Having been to the other Thali locations, I knew I had to try the Jumbo Lump Blue Crab. This Konkan-inspired dish boasts a silky coconut and ginger sauce, mustard seeds and luscious lumps of blue crab. If Thali had a signature dish, this would be it. To follow, the chef sent out the Large Naan Cooking in Tandori OvenTandoori Shrimp, tandoor-grilled and marinated in a sour cream saffron sauce. I love shrimp but it's shocking how few restaurants can cook them well. These were grilled to perfection and popped in your mouth just the way a perfectly cooked shrimp should. One of my fellow diners even popped a Benadryl to try them (she's slightly allergic to shrimp).
I would say the pièce de résistance of our small plate extravaganza was the Pepper and Ginger Skirt Steak (seen below) served with mint raita on a "bed" of naan. This was a show-stopper folks. The spice was nuanced and layered and a compelling combination of textures from the meat, raita and naan completed this dish.
One of the more traditional plates we enjoyed was the Dosa, a rice and lentil crepe-like dish served with four chutneys including a coconut, onion, cilantro and lentil stew. The Vegetable Pancake was packed with peas, chilis, tomatoes and cilantro and also accompanied by the chutneys. These two dishes would be excellent to start your meal or eaten on their own as a light lunch.
At this point we had forgotten we had even ordered two entrees for the table but we rallied just long enough to decimate them and tuck into dessert.

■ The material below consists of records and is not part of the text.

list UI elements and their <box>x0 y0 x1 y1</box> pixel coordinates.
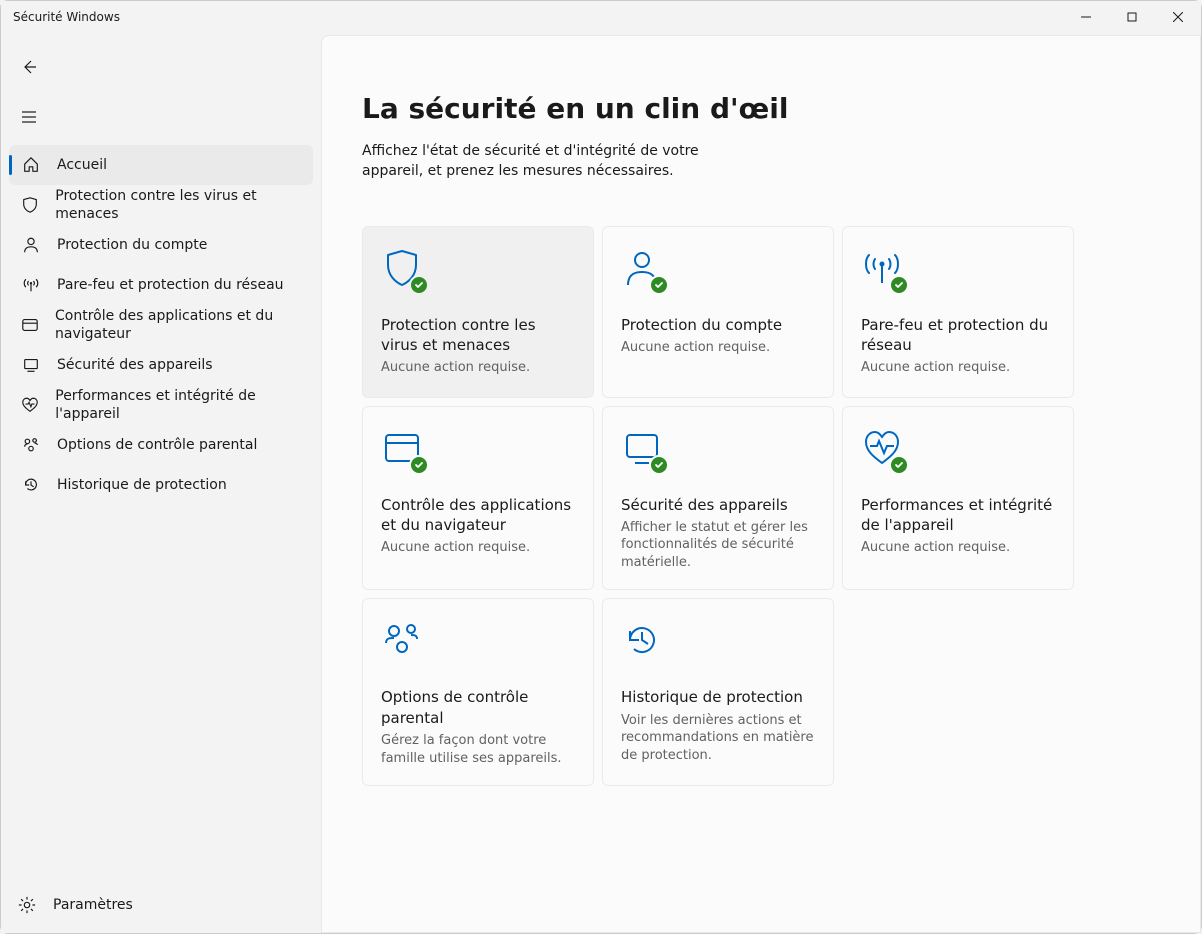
sidebar-item-home[interactable]: Accueil <box>9 145 313 185</box>
back-button[interactable] <box>9 49 49 85</box>
window-title: Sécurité Windows <box>13 10 1063 24</box>
tile-title: Performances et intégrité de l'appareil <box>861 495 1055 536</box>
titlebar: Sécurité Windows <box>1 1 1201 33</box>
page-title: La sécurité en un clin d'œil <box>362 92 1200 125</box>
tile-family[interactable]: Options de contrôle parental Gérez la fa… <box>362 598 594 786</box>
heart-icon <box>21 395 39 415</box>
tile-title: Protection du compte <box>621 315 815 335</box>
sidebar-item-label: Historique de protection <box>57 476 227 494</box>
page-subtitle: Affichez l'état de sécurité et d'intégri… <box>362 141 762 182</box>
tile-status: Aucune action requise. <box>861 359 1055 377</box>
sidebar-item-label: Paramètres <box>53 896 133 914</box>
tile-history[interactable]: Historique de protection Voir les derniè… <box>602 598 834 786</box>
main-content: La sécurité en un clin d'œil Affichez l'… <box>321 35 1201 933</box>
tile-title: Options de contrôle parental <box>381 687 575 728</box>
tile-device[interactable]: Sécurité des appareils Afficher le statu… <box>602 406 834 591</box>
check-badge-icon <box>649 455 669 475</box>
sidebar-item-label: Sécurité des appareils <box>57 356 213 374</box>
sidebar-item-label: Accueil <box>57 156 107 174</box>
close-button[interactable] <box>1155 1 1201 33</box>
tile-status: Gérez la façon dont votre famille utilis… <box>381 732 575 767</box>
family-icon <box>21 435 41 455</box>
antenna-icon <box>861 247 909 295</box>
shield-icon <box>381 247 429 295</box>
check-badge-icon <box>889 455 909 475</box>
window-icon <box>381 427 429 475</box>
tile-virus[interactable]: Protection contre les virus et menaces A… <box>362 226 594 398</box>
sidebar-item-label: Performances et intégrité de l'appareil <box>55 387 301 423</box>
sidebar-item-virus[interactable]: Protection contre les virus et menaces <box>9 185 313 225</box>
maximize-button[interactable] <box>1109 1 1155 33</box>
sidebar-item-label: Contrôle des applications et du navigate… <box>55 307 301 343</box>
sidebar-item-label: Pare-feu et protection du réseau <box>57 276 284 294</box>
tile-title: Historique de protection <box>621 687 815 707</box>
sidebar-item-account[interactable]: Protection du compte <box>9 225 313 265</box>
tile-title: Pare-feu et protection du réseau <box>861 315 1055 356</box>
gear-icon <box>17 895 37 915</box>
menu-button[interactable] <box>9 99 49 135</box>
sidebar-item-label: Protection du compte <box>57 236 207 254</box>
home-icon <box>21 155 41 175</box>
sidebar-item-history[interactable]: Historique de protection <box>9 465 313 505</box>
family-icon <box>381 619 429 667</box>
tile-title: Protection contre les virus et menaces <box>381 315 575 356</box>
tile-title: Contrôle des applications et du navigate… <box>381 495 575 536</box>
device-icon <box>621 427 669 475</box>
sidebar-item-family[interactable]: Options de contrôle parental <box>9 425 313 465</box>
sidebar-item-firewall[interactable]: Pare-feu et protection du réseau <box>9 265 313 305</box>
check-badge-icon <box>649 275 669 295</box>
heart-icon <box>861 427 909 475</box>
device-icon <box>21 355 41 375</box>
sidebar-item-performance[interactable]: Performances et intégrité de l'appareil <box>9 385 313 425</box>
sidebar-item-device[interactable]: Sécurité des appareils <box>9 345 313 385</box>
sidebar-item-settings[interactable]: Paramètres <box>5 885 317 925</box>
tile-status: Afficher le statut et gérer les fonction… <box>621 519 815 572</box>
sidebar-item-label: Options de contrôle parental <box>57 436 257 454</box>
tile-status: Aucune action requise. <box>621 339 815 357</box>
tile-grid: Protection contre les virus et menaces A… <box>362 226 1200 786</box>
sidebar-item-app-browser[interactable]: Contrôle des applications et du navigate… <box>9 305 313 345</box>
check-badge-icon <box>889 275 909 295</box>
tile-status: Voir les dernières actions et recommanda… <box>621 712 815 765</box>
window-controls <box>1063 1 1201 33</box>
tile-status: Aucune action requise. <box>381 539 575 557</box>
check-badge-icon <box>409 275 429 295</box>
tile-status: Aucune action requise. <box>861 539 1055 557</box>
history-icon <box>21 475 41 495</box>
history-icon <box>621 619 669 667</box>
sidebar: Accueil Protection contre les virus et m… <box>1 33 321 933</box>
person-icon <box>621 247 669 295</box>
sidebar-item-label: Protection contre les virus et menaces <box>55 187 301 223</box>
person-icon <box>21 235 41 255</box>
tile-app-browser[interactable]: Contrôle des applications et du navigate… <box>362 406 594 591</box>
check-badge-icon <box>409 455 429 475</box>
tile-firewall[interactable]: Pare-feu et protection du réseau Aucune … <box>842 226 1074 398</box>
antenna-icon <box>21 275 41 295</box>
tile-status: Aucune action requise. <box>381 359 575 377</box>
tile-performance[interactable]: Performances et intégrité de l'appareil … <box>842 406 1074 591</box>
tile-title: Sécurité des appareils <box>621 495 815 515</box>
minimize-button[interactable] <box>1063 1 1109 33</box>
window-icon <box>21 315 39 335</box>
tile-account[interactable]: Protection du compte Aucune action requi… <box>602 226 834 398</box>
shield-icon <box>21 195 39 215</box>
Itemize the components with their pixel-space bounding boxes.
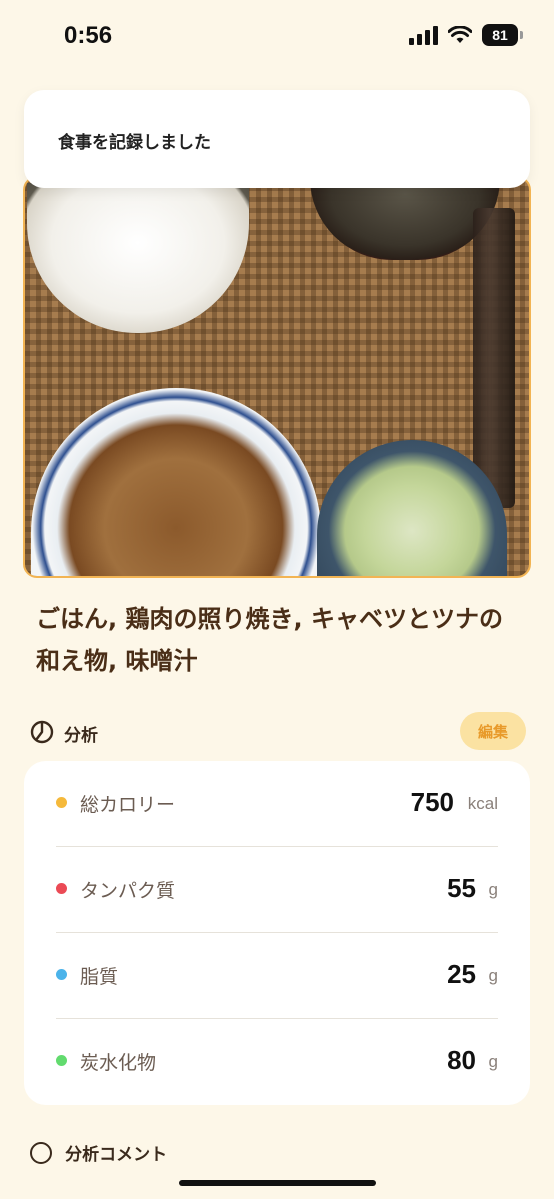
chopsticks-image	[473, 208, 515, 508]
comment-icon	[30, 1141, 52, 1164]
nutrient-label: タンパク質	[80, 880, 176, 902]
teriyaki-chicken-image	[31, 388, 321, 576]
nutrient-unit: kcal	[467, 794, 498, 813]
nutrient-label: 炭水化物	[80, 1052, 157, 1074]
pie-chart-icon	[30, 720, 54, 744]
analysis-label: 分析	[64, 726, 98, 746]
nutrient-unit: g	[488, 880, 498, 899]
nutrient-unit: g	[488, 1052, 498, 1071]
status-bar: 0:56 81	[0, 0, 554, 72]
meal-title: ごはん, 鶏肉の照り焼き, キャベツとツナの和え物, 味噌汁	[36, 605, 503, 675]
miso-soup-image	[310, 178, 500, 260]
nutrient-row-calories: 総カロリー 750 kcal	[56, 761, 498, 847]
meal-photo[interactable]	[23, 176, 531, 578]
cellular-signal-icon	[409, 25, 438, 45]
nutrient-row-carbs: 炭水化物 80 g	[56, 1019, 498, 1105]
toast-notification[interactable]: 食事を記録しました	[24, 90, 530, 188]
rice-bowl-image	[27, 183, 249, 333]
nutrient-value: 25	[447, 959, 476, 989]
comment-header: 分析コメント	[30, 1140, 167, 1170]
edit-button[interactable]: 編集	[460, 712, 526, 750]
status-time: 0:56	[64, 22, 113, 49]
fat-dot	[56, 969, 67, 980]
nutrient-row-protein: タンパク質 55 g	[56, 847, 498, 933]
nutrient-value: 55	[447, 873, 476, 903]
calories-dot	[56, 797, 67, 808]
comment-label: 分析コメント	[65, 1145, 168, 1165]
carbs-dot	[56, 1055, 67, 1066]
toast-message: 食事を記録しました	[58, 133, 211, 153]
analysis-header: 分析 編集	[30, 712, 526, 752]
nutrient-row-fat: 脂質 25 g	[56, 933, 498, 1019]
home-indicator[interactable]	[179, 1180, 376, 1186]
protein-dot	[56, 883, 67, 894]
nutrient-label: 脂質	[80, 966, 119, 988]
nutrient-unit: g	[488, 966, 498, 985]
nutrition-card: 総カロリー 750 kcal タンパク質 55 g 脂質 25 g 炭水化物 8…	[24, 761, 530, 1105]
nutrient-value: 750	[410, 787, 454, 817]
nutrient-label: 総カロリー	[80, 794, 176, 816]
nutrient-value: 80	[447, 1045, 476, 1075]
wifi-icon	[448, 26, 472, 43]
battery-icon: 81	[482, 24, 523, 46]
status-icons: 81	[409, 24, 523, 46]
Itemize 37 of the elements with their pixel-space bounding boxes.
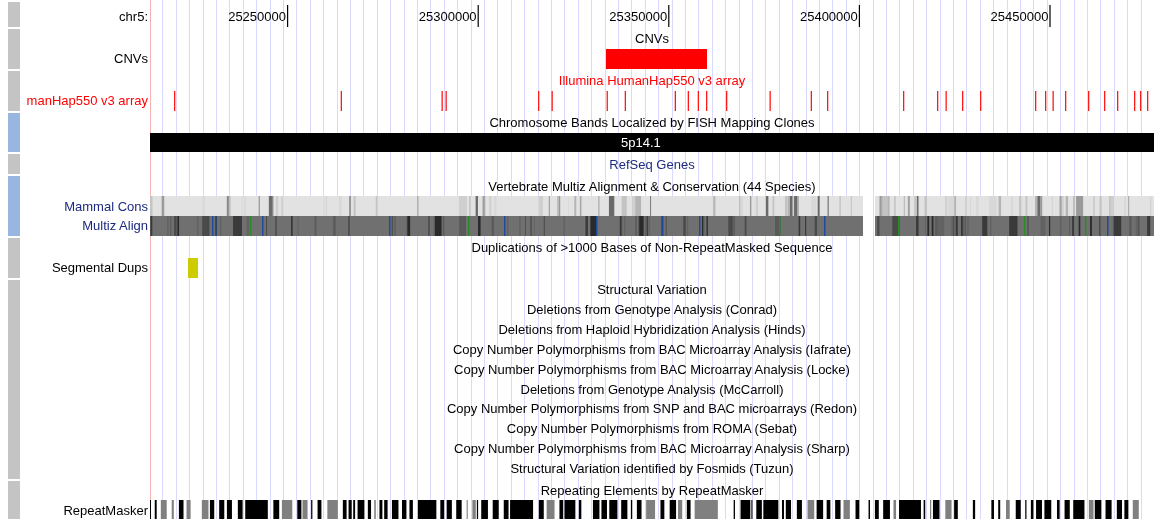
subtrack-title: Deletions from Genotype Analysis (Conrad) (527, 302, 777, 317)
subtrack-title: Copy Number Polymorphisms from BAC Microarray Analysis (Sharp) (454, 441, 850, 457)
track-title: Vertebrate Multiz Alignment & Conservation (44 Species) (488, 178, 816, 194)
subtrack-title: Copy Number Polymorphisms from BAC Microarray Analysis (Locke) (454, 361, 850, 377)
track-title: Duplications of >1000 Bases of Non-RepeatMasked Sequence (471, 240, 833, 256)
tick-mark (477, 5, 479, 27)
duplication-bar (188, 257, 198, 278)
subtrack-title: Copy Number Polymorphisms from ROMA (Sebat) (506, 421, 798, 437)
tick-mark (668, 5, 670, 27)
subtrack-title: Deletions from Genotype Analysis (McCarroll) (520, 381, 784, 397)
subtrack-title: Deletions from Haploid Hybridization Analysis (Hinds) (498, 321, 806, 337)
position-label: 25400000 (799, 9, 858, 24)
track-label[interactable]: Mammal Cons (64, 198, 148, 214)
position-label: 25350000 (609, 9, 668, 24)
subtrack-title: Copy Number Polymorphisms from BAC Microarray Analysis (Iafrate) (452, 341, 852, 357)
position-label: 25450000 (990, 9, 1049, 24)
track-title: Repeating Elements by RepeatMasker (540, 483, 764, 499)
track-label[interactable]: Segmental Dups (51, 260, 148, 276)
position-label: 25250000 (228, 9, 286, 24)
track-title: Chromosome Bands Localized by FISH Mapping Clones (489, 115, 815, 130)
tick-mark (287, 5, 289, 27)
tick-mark (1049, 5, 1051, 27)
subtrack-title: Structural Variation identified by Fosmids (Tuzun) (510, 461, 794, 477)
track-title: Illumina HumanHap550 v3 array (558, 73, 746, 89)
tick-mark (858, 5, 860, 27)
track-label[interactable]: Multiz Align (82, 218, 148, 234)
track-title: CNVs (635, 31, 669, 47)
track-label[interactable]: manHap550 v3 array (26, 93, 148, 109)
chromosome-label: chr5: (119, 9, 148, 24)
track-label[interactable]: RepeatMasker (63, 502, 148, 518)
track-title: RefSeq Genes (609, 156, 695, 172)
subtrack-title: Copy Number Polymorphisms from SNP and BAC microarrays (Redon) (446, 401, 858, 417)
chromosome-band: 5p14.1 (150, 132, 1154, 152)
track-title: Structural Variation (597, 282, 707, 298)
position-label: 25300000 (418, 9, 477, 24)
track-label[interactable]: CNVs (114, 51, 148, 67)
track-handle[interactable] (8, 2, 20, 27)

The Salmon Special, a pleasantly delicate and crisp Alaskan wild sockeye salmon served atop a warm yet crunchy vegetable slaw and crispy onions and Date & Walnut Grilled Chicken Breast will not immediately strike you as Indian. But as their flavors unfold you'll begin todiscover the layered flavors and spice that betray their Indian roots, from the sweet and savory chutney-like salsa accompanying the chicken to the spice dusted exterior of the salmon. And then there was the basmati. Then there is no mistaking the origins of Chef Prasad's basmati, a perfumy and intoxicatingly fluffy bowl of rice. Upon asking the Chef his secret to his perfect basmati, we were able to extract cinnamon and a few other toasted spices as some key ingredients.
If you enjoy ending your meal on a sweet note, Thali employs a full-time pastry chef on premise and we enjoyed sampling three of their house desserts. The Cardamom Creme Brulee, the Lemon Grass Key Lime Pie and Caramel Mango Cheese Cake. You will not go wrong with any of these dishes. I enjoyed the subtlety of the cardamom creme brulee as much as the ample tartness of the lemon grass key lime pie and I've yet to meet a cheese cake I haven't liked. They are perfect to split a number of ways so make sure you save room for dessert.
Hailing from India but planted firmly in Fairfield County, Thali and Chef Prasad continue to challenge our notion of what Indian food can be and often with tantalizing results. I found each dish imbued with a preternatural balance of spice and texture, flaunting its own unique personality.
I believe we are bearing witness to an original voice on the food scene many hungry Connecticut omnivores happily reaping the rewards. Is anyone else doing what Chef Prasad and his team at Thali are doing with Indian cuisine in the region? In the country? Chef Prasad is certainly a unique and passionate culinary presence and Thali Westport his latest and hopefully his most successful venture yet.